Location: Bavel Commune, Battambang province

Summary: Local leader and community facilitator supported by Banteay Srei is elected as Commune Council member in 2012 elections.

Leup-Lei - Commune-Council-Member

When Banteay Srei first came to work in Sang Rang village in 2008, Leup Lei was a housewife who rarely left her village. “I knew I wanted to improve the situation for myself and other women in my village, so I put myself forward to volunteer as a community facilitator” says Lei confidently.

As part of Banteay Srei’s grassroots rural development model, between five to seven volunteer community facilitators are selected by their communities to co-ordinate development activities such as income generation schemes and social support for gender-based violence.

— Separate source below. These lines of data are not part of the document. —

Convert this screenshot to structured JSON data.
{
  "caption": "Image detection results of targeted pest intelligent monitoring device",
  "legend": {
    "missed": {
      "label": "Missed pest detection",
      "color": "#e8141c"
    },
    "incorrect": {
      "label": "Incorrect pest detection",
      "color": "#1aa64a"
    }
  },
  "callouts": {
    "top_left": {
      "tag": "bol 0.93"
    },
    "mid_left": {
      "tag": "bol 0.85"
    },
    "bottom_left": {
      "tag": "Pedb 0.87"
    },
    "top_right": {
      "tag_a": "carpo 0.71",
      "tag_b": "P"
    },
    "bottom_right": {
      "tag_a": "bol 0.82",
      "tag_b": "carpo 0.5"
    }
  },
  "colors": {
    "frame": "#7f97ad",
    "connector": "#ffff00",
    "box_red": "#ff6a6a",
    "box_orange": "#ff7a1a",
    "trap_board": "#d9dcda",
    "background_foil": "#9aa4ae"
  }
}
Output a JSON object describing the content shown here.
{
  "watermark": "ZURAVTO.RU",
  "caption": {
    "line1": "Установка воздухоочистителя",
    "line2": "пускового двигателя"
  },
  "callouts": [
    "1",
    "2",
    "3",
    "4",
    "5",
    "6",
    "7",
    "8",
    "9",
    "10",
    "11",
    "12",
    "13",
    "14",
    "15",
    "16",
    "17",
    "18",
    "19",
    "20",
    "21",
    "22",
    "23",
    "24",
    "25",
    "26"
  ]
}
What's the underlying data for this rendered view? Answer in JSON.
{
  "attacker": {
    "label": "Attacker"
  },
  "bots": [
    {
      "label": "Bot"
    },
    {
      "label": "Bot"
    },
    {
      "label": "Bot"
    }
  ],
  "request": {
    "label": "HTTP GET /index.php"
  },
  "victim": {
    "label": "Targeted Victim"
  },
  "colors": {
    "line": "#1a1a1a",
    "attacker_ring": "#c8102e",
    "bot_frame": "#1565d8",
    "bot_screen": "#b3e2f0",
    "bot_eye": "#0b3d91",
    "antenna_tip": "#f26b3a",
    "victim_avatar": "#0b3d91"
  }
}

Community facilitators, such as Lei, receive training from Banteay Srei in leadership, management and other areas to equip them with the skills necessary to lead rural development in their villages.

Over four years since she first became involved in community action, Lei was recently elected as a member of her Commune Council, responsible for women and children. “Banteay Srei provided me with training and capacity building as a community facilitator and encouraged me to stand for election which built my confidence. So I put my name forward and stood for election in June 2012” Lei explains. With a low level of education and from a very poor family, this was a huge achievement for 42 year-old Lei. “When they announced I had been elected in front of 6000 people at the Commune Office, it was amazing. I was so happy and proud!” Lei exclaims.

One of just two women out of eleven Commune Council members, Lei believes that it is important to have women leaders in local authorities, as she explains: “Women understand women’s issues. It is difficult for a woman survivor of domestic violence to talk to a man about her complaint”.

In Lei’s role, she helps women and children in her community by, for example, providing funds for poor pregnant women to go to hospital or funds for the children of the poorest families to go to school. A role model for other women in her community, Lei also regularly gives speeches to her community on the role of women and issues around equality and domestic violence.

Lei lives in one of Banteay Srei’s ‘phase out villages’, which no longer receives direct support. However, the legacy of Banteay Srei’s support lives on in Lei’s work as a local leader, and she still receives training and capacity building support from the organisation.

Lei’s leadership goals do not stop at the Commune Council level. She now plans to stand as a district council member in the elections of July 2013. A mother of four daughters, Lei hopes that with the money she can earn as a district commune council member she will be able to send her eldest daughter, now aged 18, to university. “I hope my daughters have more opportunities, that they can get a good education, can go to university and then that they can support their own children” Lei says.

Lei describes how her horizons have changed since she became involved in local politics: “Before I was like a frog in a well, when I looked up I saw the same small bit of sky every day. Now I can see the whole sky in front of me.”